Fragment, Drake discusses that type of terror, which is "excited by the interference of a simple, material causation," and which "requires no small degree of skill and arrangement to prevent its operating more pain than pleasure." He condemns Walpole's Mysterious Mother on the ground that the catastrophe is only productive of horror and aversion, and regards the old ballad, Edward, as intolerable to any person of sensibility, but praises Dante and Shakespeare for keeping within the "bounds of salutary and grateful pleasure." The scene in The Italian, where Schedoni, about to plunge a dagger into Ellena's bosom, recoils, in the belief that he has discovered her to be his own daughter, is commended as "appalling yet delighting the reader." In the productions of Mrs. Radcliffe, "the Shakespeare of Romance Writers, who to the wild landscape of Salvator Rosa has added the softer graces of a Claude," he declares,

"may be found many scenes truly terrific in their conception, yet so softened down, and the mind so much relieved, by the intermixture of beautiful description, or pathetic incident, that the impression of the whole never becomes too strong, never degenerates into horror, but pleasurable emotion is ever the predominating result."

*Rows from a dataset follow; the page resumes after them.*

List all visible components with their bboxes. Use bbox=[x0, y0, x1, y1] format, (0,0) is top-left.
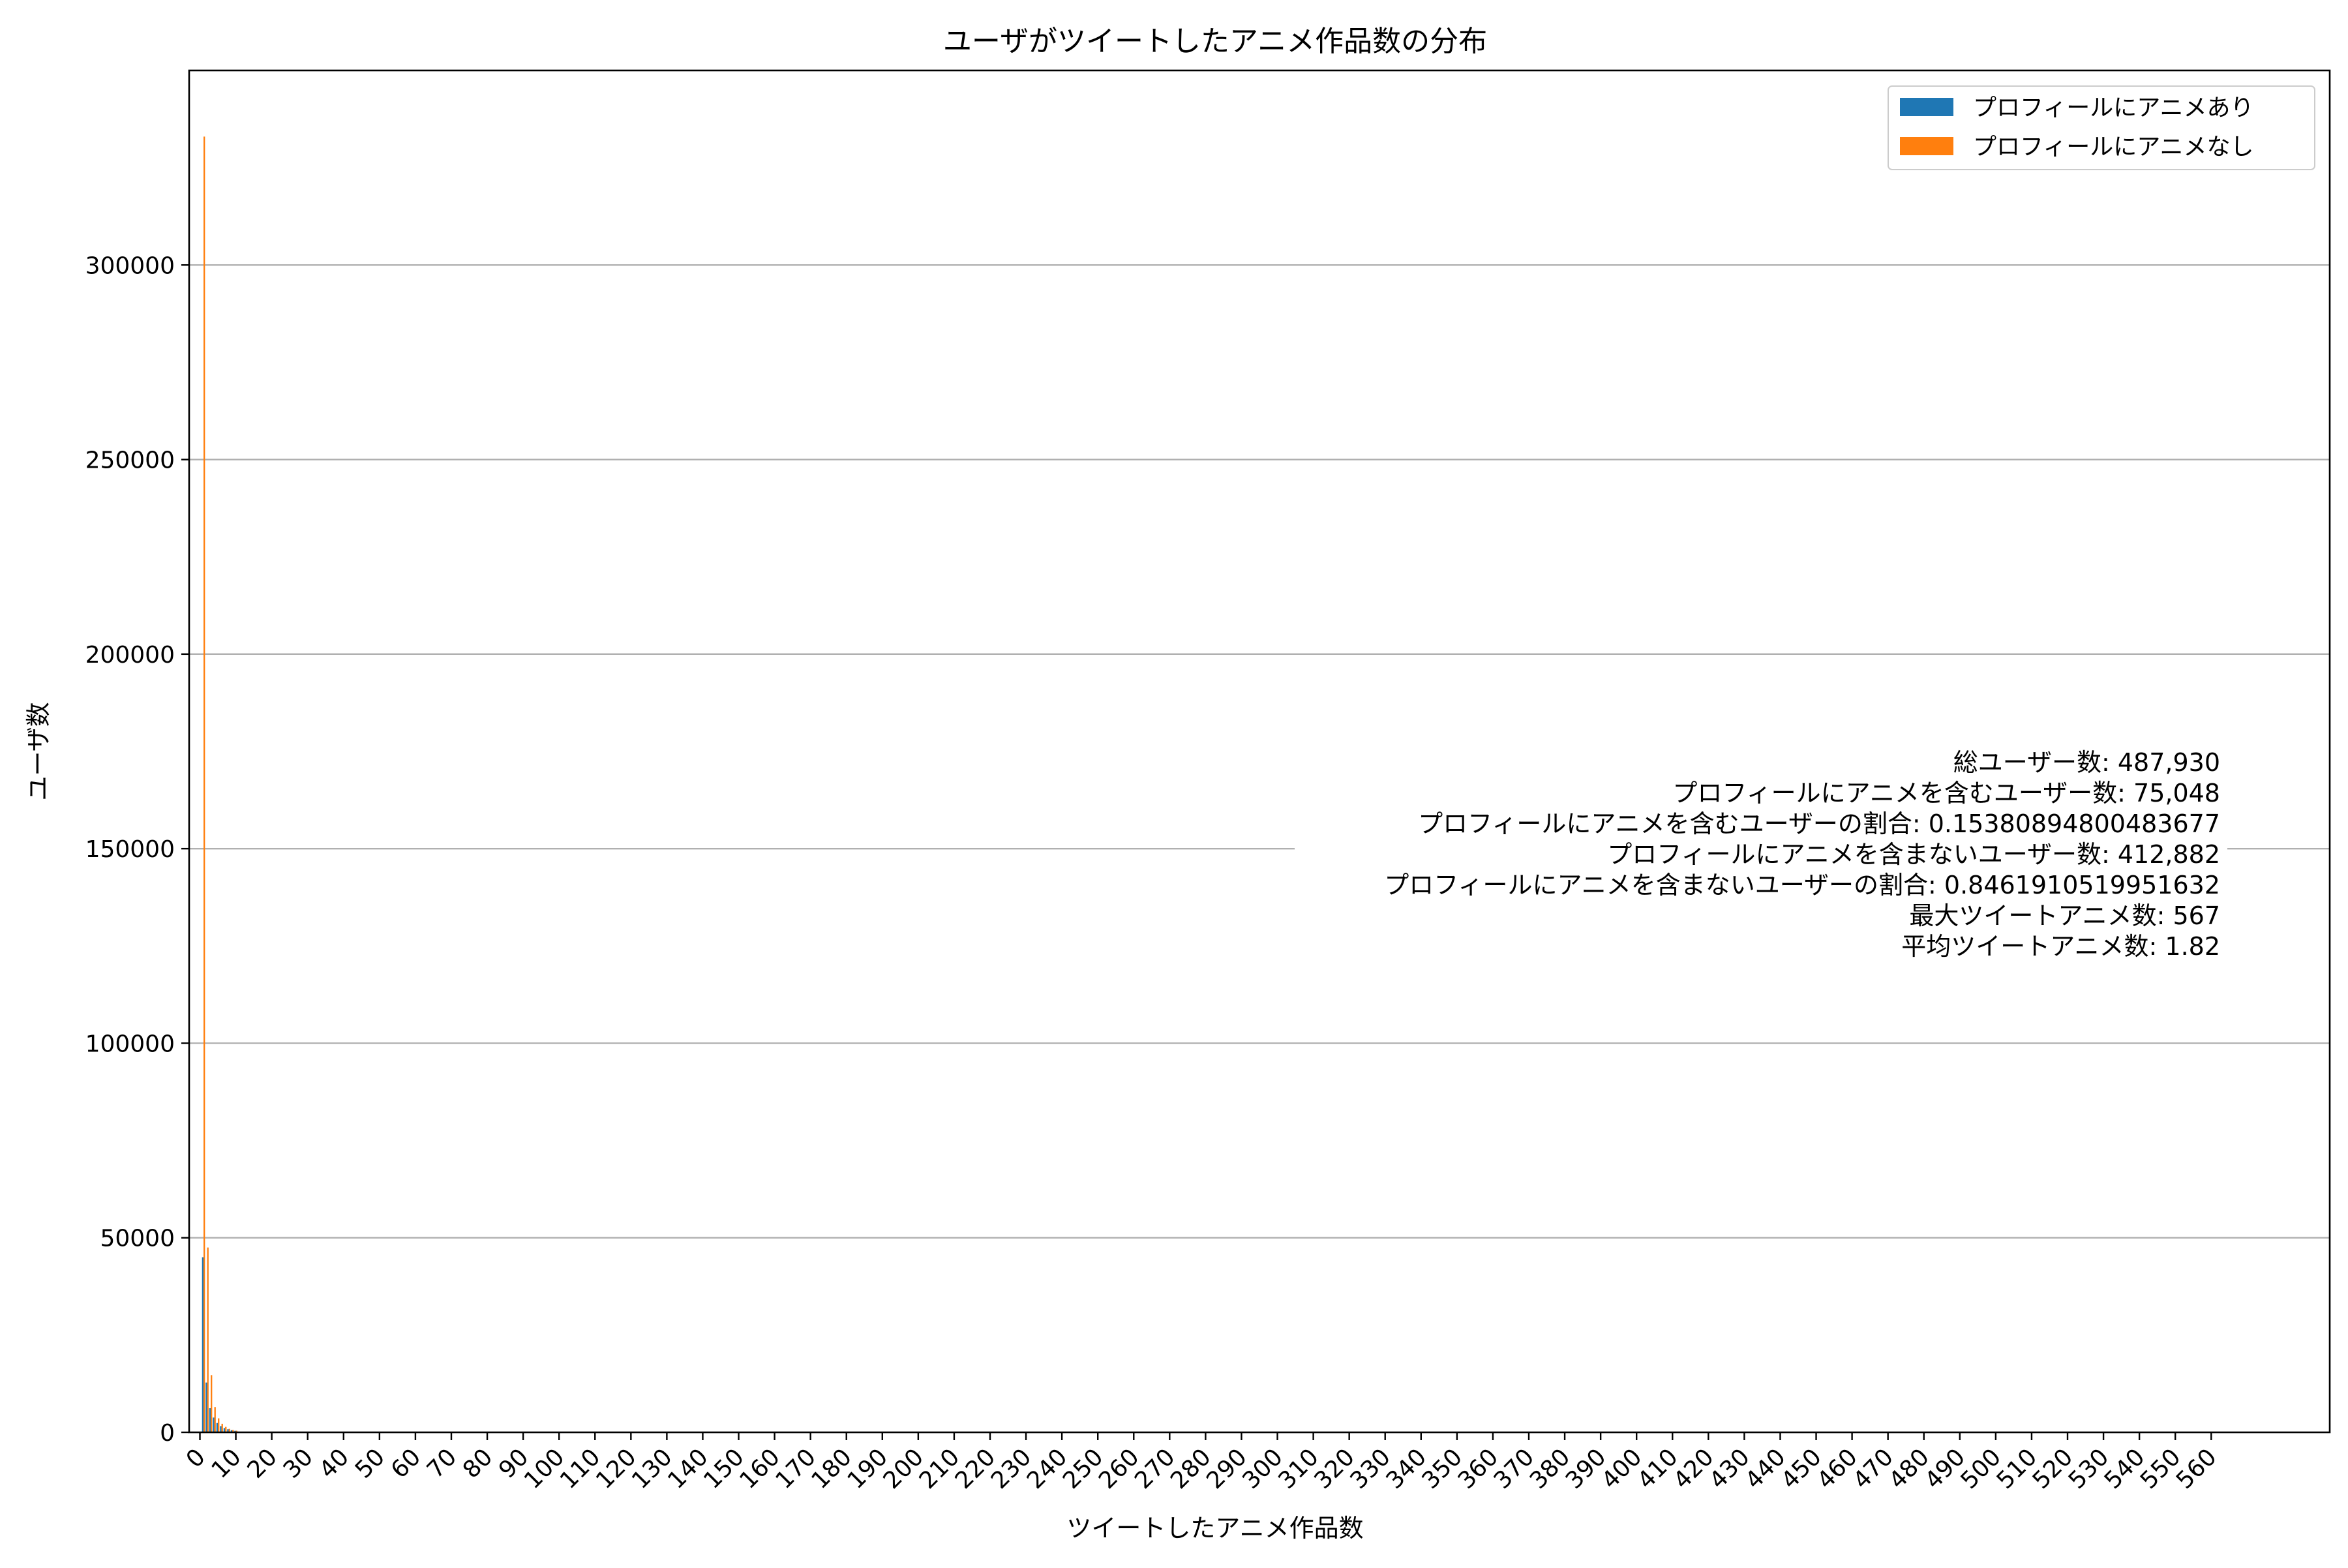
plot-area: 0500001000001500002000002500003000000102… bbox=[85, 69, 2331, 1494]
legend-box bbox=[1888, 85, 2315, 170]
bar-with-anime bbox=[230, 1430, 233, 1432]
stats-line: 平均ツイートアニメ数: 1.82 bbox=[1901, 932, 2220, 961]
y-tick-label: 250000 bbox=[85, 447, 175, 474]
axes-frame bbox=[188, 69, 2331, 1434]
y-tick-label: 300000 bbox=[85, 252, 175, 279]
bar-without-anime bbox=[207, 1247, 209, 1432]
stats-line: プロフィールにアニメを含むユーザーの割合: 0.1538089480048367… bbox=[1418, 809, 2220, 838]
legend-label: プロフィールにアニメあり bbox=[1973, 95, 2254, 121]
legend-label: プロフィールにアニメなし bbox=[1973, 134, 2254, 160]
bar-with-anime bbox=[227, 1429, 229, 1432]
stats-line: プロフィールにアニメを含むユーザー数: 75,048 bbox=[1672, 779, 2220, 807]
bar-without-anime bbox=[225, 1426, 227, 1432]
bar-with-anime bbox=[202, 1257, 204, 1432]
bar-with-anime bbox=[213, 1417, 215, 1432]
y-tick-label: 0 bbox=[160, 1420, 175, 1447]
bar-without-anime bbox=[203, 136, 205, 1433]
stats-background bbox=[1295, 744, 2227, 971]
y-tick-label: 50000 bbox=[100, 1226, 175, 1252]
y-tick-label: 150000 bbox=[85, 836, 175, 863]
y-axis-label: ユーザ数 bbox=[24, 702, 53, 800]
bar-with-anime bbox=[209, 1408, 211, 1432]
stats-line: プロフィールにアニメを含まないユーザーの割合: 0.84619105199516… bbox=[1384, 871, 2220, 899]
bar-without-anime bbox=[232, 1430, 234, 1432]
x-axis-label: ツイートしたアニメ作品数 bbox=[1066, 1514, 1363, 1543]
bar-without-anime bbox=[214, 1407, 216, 1432]
chart-title: ユーザがツイートしたアニメ作品数の分布 bbox=[943, 25, 1487, 58]
legend-swatch-with-anime bbox=[1900, 98, 1953, 116]
bar-without-anime bbox=[228, 1428, 230, 1432]
bar-without-anime bbox=[221, 1423, 223, 1432]
y-tick-label: 100000 bbox=[85, 1031, 175, 1057]
y-tick-label: 200000 bbox=[85, 642, 175, 669]
stats-line: 最大ツイートアニメ数: 567 bbox=[1909, 901, 2220, 930]
bar-without-anime bbox=[211, 1375, 213, 1432]
bar-with-anime bbox=[205, 1382, 207, 1432]
bar-with-anime bbox=[223, 1428, 226, 1432]
bar-with-anime bbox=[216, 1423, 218, 1432]
bar-with-anime bbox=[220, 1426, 222, 1432]
legend-swatch-without-anime bbox=[1900, 137, 1953, 155]
stats-line: プロフィールにアニメを含まないユーザー数: 412,882 bbox=[1607, 840, 2220, 869]
bar-without-anime bbox=[218, 1418, 220, 1432]
stats-line: 総ユーザー数: 487,930 bbox=[1953, 748, 2220, 777]
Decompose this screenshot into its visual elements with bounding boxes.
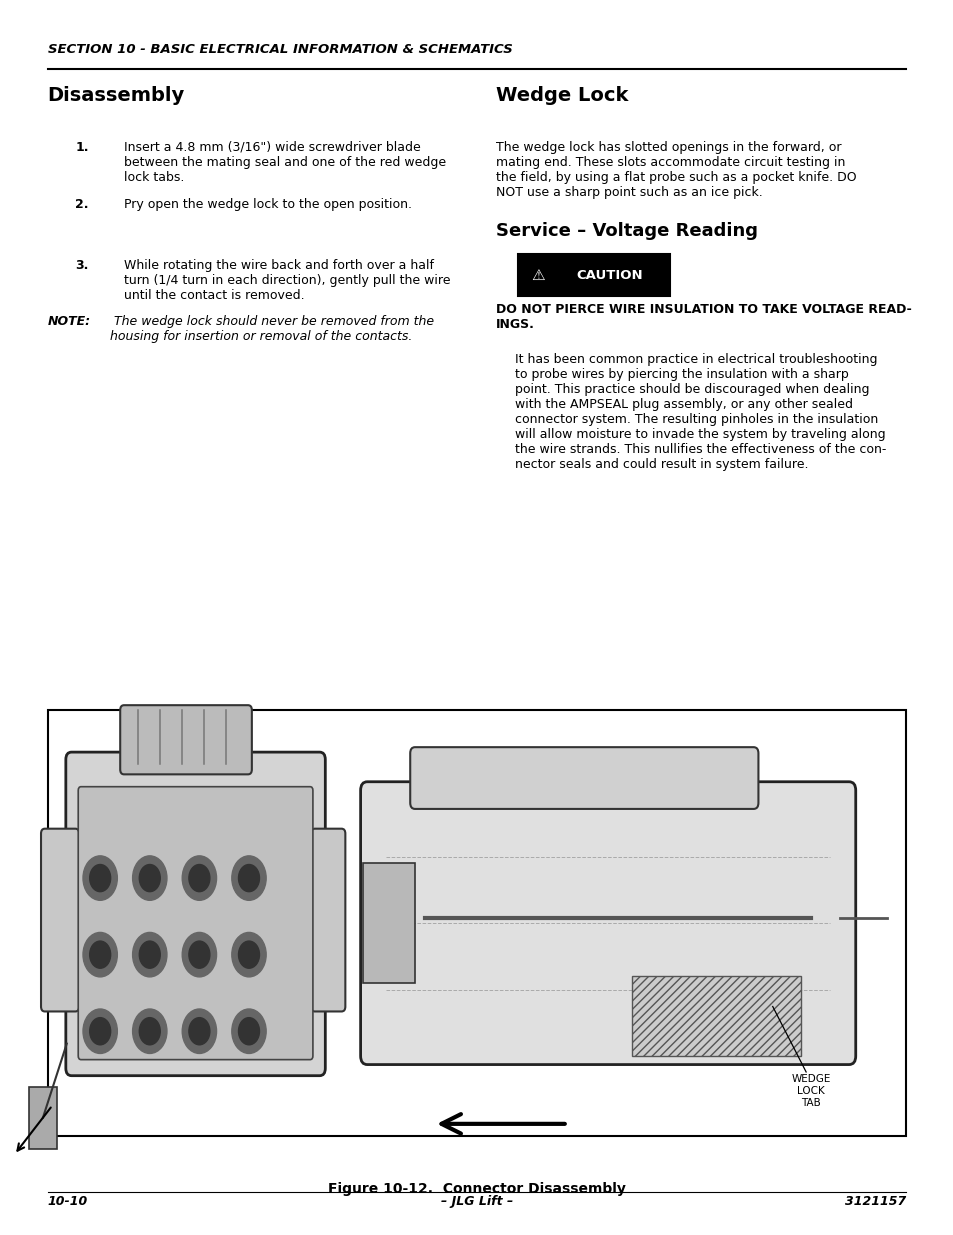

The famous scene in Ferdinand, Count Fathom, the description of Danger in Collins' Ode to Fear, the Scottish ballad of Hardyknute are mentioned as admirable examples of the fear excited by natural causes. In the fragment called Montmorenci, Drake aims at combining "picturesque description with some of those objects of terror which are independent of supernatural agency." As the curfew tolls sullenly, Henry de Montmorenci and his two attendants rush from a castle into the darkness of a stormy night. They hurry through a savage glen, in which a swollen torrent falls over a precipice. After hearing the crash of falling armour, they suddenly come upon a dying knight on whose pale features every mark of horror is depicted. Led by frightful screams of distress, Montmorenci and his men find a maiden, who has been captured by banditti. Montmorenci slays the leader, but is seized by the rest of the banditti and bound to a tree overlooking a stupendous chasm into which he is to be hurled. By almost superhuman struggles he effects his escape, when suddenly—there at this terror-fraught moment, the fragment wisely ends.